I've finally been able to put some much needed time in displayconfig, the screen/monitor/X11 configuration part of Guidance. Other things like writing a paper about Python, Qt and KDE for this NLUUG conference next month kept me distracted. I've now got some eye candy that I can show-and-tell at the end of this post.

One of the goals of displayconfig is to support dual-head configurations. This required a lot of hard work to come up with a structure or framework that would support this in addition to the much easier common case of single-head. Why is X11 configuration so hard? I hear you ask. For a start you want to be able to show the user the hardware in their system (gfx card and monitors) and let them tweak and select drivers, gfx card models and monitor models if they want to.
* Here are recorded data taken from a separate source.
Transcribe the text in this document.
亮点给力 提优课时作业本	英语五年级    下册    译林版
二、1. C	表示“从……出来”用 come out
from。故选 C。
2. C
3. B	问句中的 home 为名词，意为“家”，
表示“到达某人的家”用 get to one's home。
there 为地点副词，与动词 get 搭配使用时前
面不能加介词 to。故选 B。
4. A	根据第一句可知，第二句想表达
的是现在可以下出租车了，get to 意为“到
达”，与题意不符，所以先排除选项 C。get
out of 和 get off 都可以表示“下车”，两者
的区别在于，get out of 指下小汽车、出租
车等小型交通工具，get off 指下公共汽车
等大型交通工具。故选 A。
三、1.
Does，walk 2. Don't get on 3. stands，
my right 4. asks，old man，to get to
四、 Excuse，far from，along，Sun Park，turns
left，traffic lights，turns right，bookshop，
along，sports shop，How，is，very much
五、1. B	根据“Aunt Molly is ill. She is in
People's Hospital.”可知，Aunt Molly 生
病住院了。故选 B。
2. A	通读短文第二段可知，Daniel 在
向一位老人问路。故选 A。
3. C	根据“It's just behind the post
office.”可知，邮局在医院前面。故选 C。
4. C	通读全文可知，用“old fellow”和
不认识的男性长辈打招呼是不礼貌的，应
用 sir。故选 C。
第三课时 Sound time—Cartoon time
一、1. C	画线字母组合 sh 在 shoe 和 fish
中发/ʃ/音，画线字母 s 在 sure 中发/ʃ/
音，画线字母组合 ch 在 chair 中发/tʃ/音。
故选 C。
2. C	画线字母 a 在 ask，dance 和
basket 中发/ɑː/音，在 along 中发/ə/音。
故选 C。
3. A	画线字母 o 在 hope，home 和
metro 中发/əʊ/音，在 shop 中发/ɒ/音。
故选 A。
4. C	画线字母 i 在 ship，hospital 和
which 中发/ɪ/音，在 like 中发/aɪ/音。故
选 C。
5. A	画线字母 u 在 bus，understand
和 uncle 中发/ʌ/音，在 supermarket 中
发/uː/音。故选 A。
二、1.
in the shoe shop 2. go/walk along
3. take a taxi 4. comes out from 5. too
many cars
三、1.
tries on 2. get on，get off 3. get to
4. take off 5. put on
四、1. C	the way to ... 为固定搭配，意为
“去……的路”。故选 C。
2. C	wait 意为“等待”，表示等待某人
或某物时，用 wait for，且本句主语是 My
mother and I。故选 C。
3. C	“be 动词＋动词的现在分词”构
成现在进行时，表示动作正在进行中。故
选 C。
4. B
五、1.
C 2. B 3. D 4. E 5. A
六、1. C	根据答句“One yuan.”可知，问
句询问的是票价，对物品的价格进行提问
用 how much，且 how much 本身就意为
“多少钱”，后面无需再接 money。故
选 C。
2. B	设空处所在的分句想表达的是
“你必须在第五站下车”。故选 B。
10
This needs to be possible reguardless of how screwed up /etc/X11/xorg.conf is. This means hardware detection. And for the most part this means scanning the PCI bus and using datafiles of PCI, gfx card and monitor information to decode what is there, and also to detect things like dual-head capable gfx cards. Currently Mandriva have the best and most complete datafiles in their ldetect-lst package.

The next problem is that object model that /etc/X11/xorg.conf uses is different than how the graphics hardware is organised internally, which makes bridging these two viewpoints quite tricky at times. Yet another problem is that there are different flavours of dual-head with different capabilities and which require different sections and layouts inside /etc/X11/xorg.conf. It isn't as simple as placing a "Option dualhead on" line in /etc/X11/xorg.conf.

Finally, you also want to be able to use RandR when available to change the screen resolution and rotation on the fly without having to restart the X server. This also means that normal uses should be able configure their screen, while the administrator can configure the drivers and the default screen settings for everyone. The good news is that most of painful work has been done for implementing a sane layer to support all of this.

Now, that eye candy I promised. Displayconfig also supports normal single-head configurations as well as screen rotation and reflections where available. Of course you need funky preview showing what the user is going to get. And here it is:

The older version of this preview had some problems. It was implemented using widgets and layouts, and would stretch the dialog layout at times. This new version handles all drawing itself and composites each element of the preview on the fly. Notice how the window and kmenu change relative positions. I'm not just scaling a simple picture here. I'm compositing the screen background, window, kmenu and clock all separately. It is still fake of course but it should give the user a good impression of what they are going to get.